You of course have dreams, dreams of people you know, dreams of one day walking in the "outside." These dreams give way Nightmares of people dying, people you loved and people you never even knew before fading into mostly blackness and rest.
You awaken to the red and white strobbing of klaxon lighting, your eyes feel like they have been glued shut but you still know that light. You feel the warm air of the vault knowing that your chamber door has opened correctly. You wait for a little bit for the hands of the dethaw techs to pull you out of your chamber to begin your return to normalcy. And you wait, and you wait a bit more. You then realize some things are missing, the laughing of people meeting old friends, the chatter of the physicians, in fact the only noise is your breathing, the hum of the machinery, and the murmuring of a few voices nearby, voices you recognize as your friends.
Forcing your eyes open, you see your friends and fellow poddites staring across at each other, the klaxon light silently strobbing, but as for the rest of the chamber what you see makes you sick to your heart. For while there is no one around, but the chamber looks like it had been used for a military exercise or target practice for 10 year olds with automatic weapons. The walls are pock marked and scorched, the normally bright lights of the vault have been replaced by emergency lighting and the air has something new to it, something dusty and coppery.
You open your dry mouth to speak, tasting that muck that you only get if you don't brush your teeth before going to bed, and wonder what the hell is going on.
What do you wish to do?
----
So from here the players "explored" their vault finding clues that eventually led them to conclude that a Straw named Harold Davis had betrayed the vault to some slavers. That these slavers damaged the power supply and that Group A was taken, Group B was all dead except for them, and Group C was in peril as the backup power supply was going to fail in about 60 days. This exploration got the party some guns, knives, food and meds, and fulfilled some group Hinderances (one had a vendetta, this intro gave him a target - Harold Davis). The exploration taught the fundamentals of combat as they fought giant rats and radroaches that had infiltrated the vault through a broken vent. From here they exited the vault and we left them stepping outside and getting their first glimpse of the outside world.
Some of the fun things that were put into play: I had obtained through RPGNow a couple of 2-D sci-fi Tile sets and made those into the vault layout. The problem is I printed them with Adobe PDF with Auto Rotate and Center on and it shrank the images so that the 1" squares were .75" so that was a bummer as I did not discover this until after I printed, cut, and pasted them on to matt board. Still the players seemed to enjoy the terrain.
Another was in the Savage Worlds rules there are items called Bennies that can be given to players as impromptu rewards.
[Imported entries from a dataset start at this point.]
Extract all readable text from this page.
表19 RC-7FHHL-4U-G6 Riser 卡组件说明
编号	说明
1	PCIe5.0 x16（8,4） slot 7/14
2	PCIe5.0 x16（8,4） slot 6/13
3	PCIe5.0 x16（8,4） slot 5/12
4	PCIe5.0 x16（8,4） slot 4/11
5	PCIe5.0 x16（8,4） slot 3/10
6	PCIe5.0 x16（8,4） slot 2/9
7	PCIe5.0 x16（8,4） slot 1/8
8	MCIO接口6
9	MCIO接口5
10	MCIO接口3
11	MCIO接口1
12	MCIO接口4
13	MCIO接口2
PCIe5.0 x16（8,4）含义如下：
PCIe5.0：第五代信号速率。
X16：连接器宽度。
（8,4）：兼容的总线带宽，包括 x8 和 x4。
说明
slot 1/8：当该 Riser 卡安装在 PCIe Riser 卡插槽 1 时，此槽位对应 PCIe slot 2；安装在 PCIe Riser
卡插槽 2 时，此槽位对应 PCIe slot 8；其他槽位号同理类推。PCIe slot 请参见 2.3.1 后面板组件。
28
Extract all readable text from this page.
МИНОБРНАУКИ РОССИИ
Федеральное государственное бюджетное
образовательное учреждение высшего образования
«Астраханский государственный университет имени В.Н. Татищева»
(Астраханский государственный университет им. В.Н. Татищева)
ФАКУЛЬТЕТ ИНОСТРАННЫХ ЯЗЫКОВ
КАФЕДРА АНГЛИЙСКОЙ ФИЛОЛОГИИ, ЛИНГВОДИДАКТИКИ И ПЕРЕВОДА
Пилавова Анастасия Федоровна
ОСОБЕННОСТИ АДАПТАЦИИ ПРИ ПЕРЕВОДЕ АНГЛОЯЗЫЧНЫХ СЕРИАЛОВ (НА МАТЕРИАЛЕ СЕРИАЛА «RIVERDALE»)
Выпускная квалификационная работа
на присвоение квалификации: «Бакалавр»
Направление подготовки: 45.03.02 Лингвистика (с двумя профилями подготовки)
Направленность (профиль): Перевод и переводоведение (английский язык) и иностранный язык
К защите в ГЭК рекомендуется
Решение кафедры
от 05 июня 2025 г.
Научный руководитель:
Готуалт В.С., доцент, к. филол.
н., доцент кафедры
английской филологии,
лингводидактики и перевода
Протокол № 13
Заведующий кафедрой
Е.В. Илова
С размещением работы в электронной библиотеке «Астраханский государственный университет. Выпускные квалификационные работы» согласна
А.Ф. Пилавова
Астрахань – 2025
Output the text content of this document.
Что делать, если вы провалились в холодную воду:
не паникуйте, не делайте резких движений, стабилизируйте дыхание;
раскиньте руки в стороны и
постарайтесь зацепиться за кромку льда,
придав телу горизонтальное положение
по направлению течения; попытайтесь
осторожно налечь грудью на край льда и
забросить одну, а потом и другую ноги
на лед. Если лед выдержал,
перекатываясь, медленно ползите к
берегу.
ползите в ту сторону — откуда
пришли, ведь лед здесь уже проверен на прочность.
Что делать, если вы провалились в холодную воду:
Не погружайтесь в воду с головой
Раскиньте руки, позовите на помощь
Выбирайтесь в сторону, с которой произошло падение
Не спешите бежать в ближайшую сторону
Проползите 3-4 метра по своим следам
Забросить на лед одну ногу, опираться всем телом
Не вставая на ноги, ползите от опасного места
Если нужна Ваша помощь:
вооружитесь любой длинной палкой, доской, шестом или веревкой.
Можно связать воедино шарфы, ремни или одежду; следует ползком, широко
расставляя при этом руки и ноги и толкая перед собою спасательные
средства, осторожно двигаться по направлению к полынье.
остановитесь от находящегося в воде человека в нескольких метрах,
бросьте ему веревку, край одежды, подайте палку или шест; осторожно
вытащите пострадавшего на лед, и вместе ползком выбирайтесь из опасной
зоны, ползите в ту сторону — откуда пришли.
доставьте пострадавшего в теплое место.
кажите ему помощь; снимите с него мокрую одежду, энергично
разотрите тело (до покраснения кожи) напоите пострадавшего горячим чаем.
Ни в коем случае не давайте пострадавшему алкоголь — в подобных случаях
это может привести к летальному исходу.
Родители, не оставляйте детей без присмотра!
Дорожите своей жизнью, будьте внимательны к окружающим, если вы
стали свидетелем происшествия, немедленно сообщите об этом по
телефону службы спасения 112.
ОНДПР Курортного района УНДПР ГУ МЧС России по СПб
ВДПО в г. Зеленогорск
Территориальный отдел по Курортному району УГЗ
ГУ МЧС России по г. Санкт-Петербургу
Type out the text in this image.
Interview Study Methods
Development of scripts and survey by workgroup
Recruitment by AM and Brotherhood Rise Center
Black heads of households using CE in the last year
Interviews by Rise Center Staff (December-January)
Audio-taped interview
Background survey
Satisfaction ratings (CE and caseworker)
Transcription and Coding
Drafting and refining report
These bennies can be anything from poker chips to gummy-bears (not recommended as they get eaten before used). I went and made my own for the Fallout setting. I got a mostly clean Nuka Cola logo and sent it to Crafty Caps (http://www.craftycaps.com/brewers/) and for $15 + s/h, I got 50 custom bottle caps. Totally worth it. Now for those not familiar with the fallout universe, the coin of the world is no longer federally issued money, but Nuka Cola bottlecaps, so to make these into Bennies was a huge hit amongst the players familiar with the setting.